Oh, yes, it is hard to be humble, when you are infected with the virulent disease of elderbrotheritis. It is hard to be humble if we are tempted to think we are perfect, or maybe slightly short, but close.
It is hard to be humble, that is, unless, you feast at the father's table. Hard to be humble until you plant your feet under the same table as the prodigal and feast on the father’s bounty.
"Bring the fatted calf and kill it, and let us eat and make merry … for this your brother was dead and is alive, was lost and is found."
It's hard to be humble if you are infected with considering how good you are. But I tell you it is not hard to be humble when you come to the father's table and discover there that the lamb has been slain for you too.
It is not hard to be humble when the father so graciously invites you to share in his bounty and to acknowledge his brokenness, knowing down deep that we do need forgiveness, we do need his grace.
It is not hard to be humble if you taste his pain and know that he is pained for the prodigal, but he is pained too for us religious folk, for us elder brother types, for us American patriots, for those of us who take pride in too many things we have not earned.
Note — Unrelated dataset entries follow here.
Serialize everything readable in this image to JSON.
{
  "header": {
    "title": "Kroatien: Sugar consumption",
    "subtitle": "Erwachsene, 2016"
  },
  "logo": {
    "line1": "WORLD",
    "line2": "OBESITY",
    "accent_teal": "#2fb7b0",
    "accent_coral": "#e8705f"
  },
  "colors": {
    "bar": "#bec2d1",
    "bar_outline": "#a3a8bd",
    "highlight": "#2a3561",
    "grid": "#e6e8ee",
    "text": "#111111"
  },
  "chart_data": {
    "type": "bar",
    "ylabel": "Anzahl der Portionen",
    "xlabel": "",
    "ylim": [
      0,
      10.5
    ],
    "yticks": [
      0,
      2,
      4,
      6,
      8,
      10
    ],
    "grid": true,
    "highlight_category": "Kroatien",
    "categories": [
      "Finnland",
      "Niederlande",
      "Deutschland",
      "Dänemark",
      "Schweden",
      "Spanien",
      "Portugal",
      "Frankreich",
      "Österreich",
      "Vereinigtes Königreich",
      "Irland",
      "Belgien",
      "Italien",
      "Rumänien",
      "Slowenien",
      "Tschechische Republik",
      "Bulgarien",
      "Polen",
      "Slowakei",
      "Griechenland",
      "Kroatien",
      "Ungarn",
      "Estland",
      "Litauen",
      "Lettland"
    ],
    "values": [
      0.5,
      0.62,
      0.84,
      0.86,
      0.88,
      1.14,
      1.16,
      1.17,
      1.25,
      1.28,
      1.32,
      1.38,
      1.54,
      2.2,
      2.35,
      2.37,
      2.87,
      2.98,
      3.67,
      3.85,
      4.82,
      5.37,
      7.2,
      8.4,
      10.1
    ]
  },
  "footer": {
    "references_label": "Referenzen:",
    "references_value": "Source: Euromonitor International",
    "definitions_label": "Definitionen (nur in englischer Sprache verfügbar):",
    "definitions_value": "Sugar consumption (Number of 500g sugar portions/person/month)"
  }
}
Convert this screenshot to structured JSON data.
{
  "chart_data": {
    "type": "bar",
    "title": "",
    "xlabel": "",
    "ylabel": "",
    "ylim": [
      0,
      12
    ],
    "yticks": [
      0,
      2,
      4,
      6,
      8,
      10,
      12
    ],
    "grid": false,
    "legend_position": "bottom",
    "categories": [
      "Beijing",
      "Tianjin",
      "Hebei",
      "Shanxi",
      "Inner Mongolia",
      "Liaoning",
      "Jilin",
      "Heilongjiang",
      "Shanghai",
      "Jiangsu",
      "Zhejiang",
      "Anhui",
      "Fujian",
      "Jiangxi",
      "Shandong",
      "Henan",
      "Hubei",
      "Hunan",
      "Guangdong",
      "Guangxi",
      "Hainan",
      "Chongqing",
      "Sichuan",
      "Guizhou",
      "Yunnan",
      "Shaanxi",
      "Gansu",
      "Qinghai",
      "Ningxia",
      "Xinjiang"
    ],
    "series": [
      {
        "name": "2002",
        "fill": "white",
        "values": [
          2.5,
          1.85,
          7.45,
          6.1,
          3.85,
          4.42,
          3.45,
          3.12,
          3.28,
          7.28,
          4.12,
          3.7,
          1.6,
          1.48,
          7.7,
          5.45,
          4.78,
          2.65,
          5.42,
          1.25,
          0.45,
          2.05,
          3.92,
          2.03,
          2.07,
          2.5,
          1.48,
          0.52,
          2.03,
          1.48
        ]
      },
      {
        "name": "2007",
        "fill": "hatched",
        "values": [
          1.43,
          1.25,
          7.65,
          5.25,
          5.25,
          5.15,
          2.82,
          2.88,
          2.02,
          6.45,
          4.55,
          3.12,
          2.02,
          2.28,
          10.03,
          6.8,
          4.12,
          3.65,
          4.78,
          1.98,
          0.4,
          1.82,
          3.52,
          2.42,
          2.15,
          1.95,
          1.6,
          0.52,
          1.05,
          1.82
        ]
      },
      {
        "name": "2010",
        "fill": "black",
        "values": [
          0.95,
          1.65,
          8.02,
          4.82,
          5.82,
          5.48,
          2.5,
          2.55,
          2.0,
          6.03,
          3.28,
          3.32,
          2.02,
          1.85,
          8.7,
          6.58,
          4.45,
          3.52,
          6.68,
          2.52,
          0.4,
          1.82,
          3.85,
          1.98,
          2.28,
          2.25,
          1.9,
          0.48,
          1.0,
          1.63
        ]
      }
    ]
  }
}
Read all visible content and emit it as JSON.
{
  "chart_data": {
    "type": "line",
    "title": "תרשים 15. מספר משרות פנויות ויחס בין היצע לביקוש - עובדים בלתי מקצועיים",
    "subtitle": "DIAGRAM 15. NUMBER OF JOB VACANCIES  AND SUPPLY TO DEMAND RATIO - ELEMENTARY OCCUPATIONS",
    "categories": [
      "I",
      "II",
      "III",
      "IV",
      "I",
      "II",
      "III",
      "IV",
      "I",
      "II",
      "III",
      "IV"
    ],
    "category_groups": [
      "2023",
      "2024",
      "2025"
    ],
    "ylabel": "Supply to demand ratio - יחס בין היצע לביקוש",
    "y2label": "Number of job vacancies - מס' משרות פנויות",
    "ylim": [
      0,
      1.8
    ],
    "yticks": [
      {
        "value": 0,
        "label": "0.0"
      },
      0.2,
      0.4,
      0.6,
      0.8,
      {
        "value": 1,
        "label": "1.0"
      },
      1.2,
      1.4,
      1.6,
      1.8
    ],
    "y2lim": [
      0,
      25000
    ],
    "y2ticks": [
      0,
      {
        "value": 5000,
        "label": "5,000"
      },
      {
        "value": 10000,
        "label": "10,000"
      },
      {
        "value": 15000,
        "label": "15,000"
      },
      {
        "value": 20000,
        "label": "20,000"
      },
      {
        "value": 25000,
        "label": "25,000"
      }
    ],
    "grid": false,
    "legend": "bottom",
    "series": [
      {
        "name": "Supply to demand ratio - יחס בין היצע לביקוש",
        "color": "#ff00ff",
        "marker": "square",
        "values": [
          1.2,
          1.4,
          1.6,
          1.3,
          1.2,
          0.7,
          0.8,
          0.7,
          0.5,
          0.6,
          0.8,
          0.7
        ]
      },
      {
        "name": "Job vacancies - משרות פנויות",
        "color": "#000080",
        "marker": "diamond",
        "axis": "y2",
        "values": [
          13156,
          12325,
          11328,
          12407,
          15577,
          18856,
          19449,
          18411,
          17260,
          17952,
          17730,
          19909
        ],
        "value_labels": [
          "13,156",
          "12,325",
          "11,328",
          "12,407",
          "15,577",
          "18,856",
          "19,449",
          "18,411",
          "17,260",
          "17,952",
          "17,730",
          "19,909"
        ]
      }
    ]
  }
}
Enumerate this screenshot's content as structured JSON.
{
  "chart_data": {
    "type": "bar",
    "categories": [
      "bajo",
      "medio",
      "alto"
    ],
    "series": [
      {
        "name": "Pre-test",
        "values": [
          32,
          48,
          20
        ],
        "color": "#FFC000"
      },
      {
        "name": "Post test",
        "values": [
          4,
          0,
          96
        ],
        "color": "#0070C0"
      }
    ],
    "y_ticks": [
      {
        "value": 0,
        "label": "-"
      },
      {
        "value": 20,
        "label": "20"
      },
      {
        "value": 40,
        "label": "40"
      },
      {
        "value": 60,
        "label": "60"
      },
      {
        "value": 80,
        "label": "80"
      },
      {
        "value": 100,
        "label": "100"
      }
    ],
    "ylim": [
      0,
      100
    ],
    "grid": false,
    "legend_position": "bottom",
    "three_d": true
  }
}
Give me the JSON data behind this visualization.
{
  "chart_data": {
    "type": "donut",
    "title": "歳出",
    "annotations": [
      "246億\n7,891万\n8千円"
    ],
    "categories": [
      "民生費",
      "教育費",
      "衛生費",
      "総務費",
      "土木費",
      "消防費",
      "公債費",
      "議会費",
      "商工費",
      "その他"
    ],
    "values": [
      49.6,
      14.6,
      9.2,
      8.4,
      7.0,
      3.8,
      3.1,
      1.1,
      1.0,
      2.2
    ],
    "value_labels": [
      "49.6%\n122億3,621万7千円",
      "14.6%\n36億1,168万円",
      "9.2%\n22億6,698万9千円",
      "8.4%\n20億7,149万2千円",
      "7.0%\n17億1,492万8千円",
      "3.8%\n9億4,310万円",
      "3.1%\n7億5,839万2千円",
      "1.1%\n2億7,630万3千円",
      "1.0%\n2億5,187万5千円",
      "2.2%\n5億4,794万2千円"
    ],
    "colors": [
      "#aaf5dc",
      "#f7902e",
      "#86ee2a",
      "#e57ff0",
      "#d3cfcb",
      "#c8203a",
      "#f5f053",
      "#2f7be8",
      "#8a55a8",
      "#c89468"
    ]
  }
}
It is not hard to be humble if our tongues taste the bitterness of his shed blood and we hear him say, "Son, you are always with me, and all that is mine is yours ... it was and is fitting that we make merry and be glad, for this your brother, your brother and your sister was dead and is alive, was lost and is found." And, fellow elder brother, this medicine, this bread and this wine, it will cure us.